It’s that time of year again. College students are starting to stock up on energy drinks and get ready to lock themselves away cramming for finals. But a looming question remains over their head, what happens after graduation?
Does having a college degree really make a difference in this economy? I mean, how often will your calculus or biology class really come in handy?
I’m here to tell you, your degree is worthless.
The cost of tuition is rising rapidly, but what are you really getting out of it? Most of what you learn in college isn’t even applicable to daily life. Instead of learning how to manage your finances, or gain hands-on experience through an apprenticeship, academia focuses on a “well-rounded” education leaving millennials good at everything, but experts in nothing.
Rather than learning how to learn, academia teaches students how to take a test. Which isn’t really an important skill in real life. So is it any surprise that millennials have had 53 straight months of unemployment over 10%? Even worse, those of us under 24-years-old have an unemployment rate above 16%!

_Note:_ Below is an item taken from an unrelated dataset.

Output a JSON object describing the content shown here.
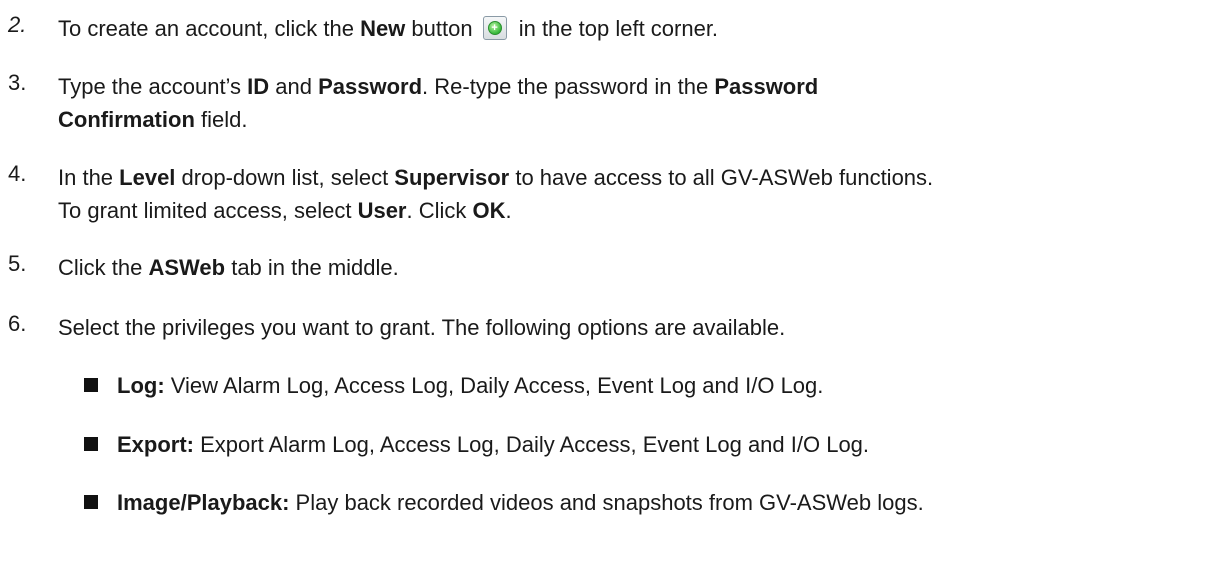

This flaw in our education system has definitely been exploited by America’s economic downtown. In 2012, a record one third of 25 to 29-year-olds in the U.S. had their bachelor’s degree. With a surplus of college graduates, the workforce just isn’t supplying enough jobs for us all. Recent college graduates get hurt the worst by this because we are competing for jobs alongside people who have been in the workforce for 5-10 years.
In 2010, Labor Department data from the Center for College Affordability and Productivity reported that the number of jobs requiring a college degree was around 28 million. Unfortunately, the number of college graduates exceeded 41 million.
Last year Rutgers University conducted a survey and found that half of new graduates were working jobs that did not require a 4 year degree. Only 20% of the graduates were even working in their chosen field. The starting salary for new graduates was about 10% less than five years ago; new graduates find themselves underemployed, taking jobs to pay the bills, or opting to go back to graduate school to boost their credentials, hoping to give them an edge in an increasingly competitive market.
The problem is every job application requires 1-2 years of experience, but how can a recent graduate get the experience necessary to launch their career, if no one will hire us?
Most students are graduating with more than $27,000 of debt! Not only are millennials spending money more to attain a college degree than ever before, but we aren’t seeing any reward for our investment. When will Washington start to talk about these very real issues that are crippling our generation?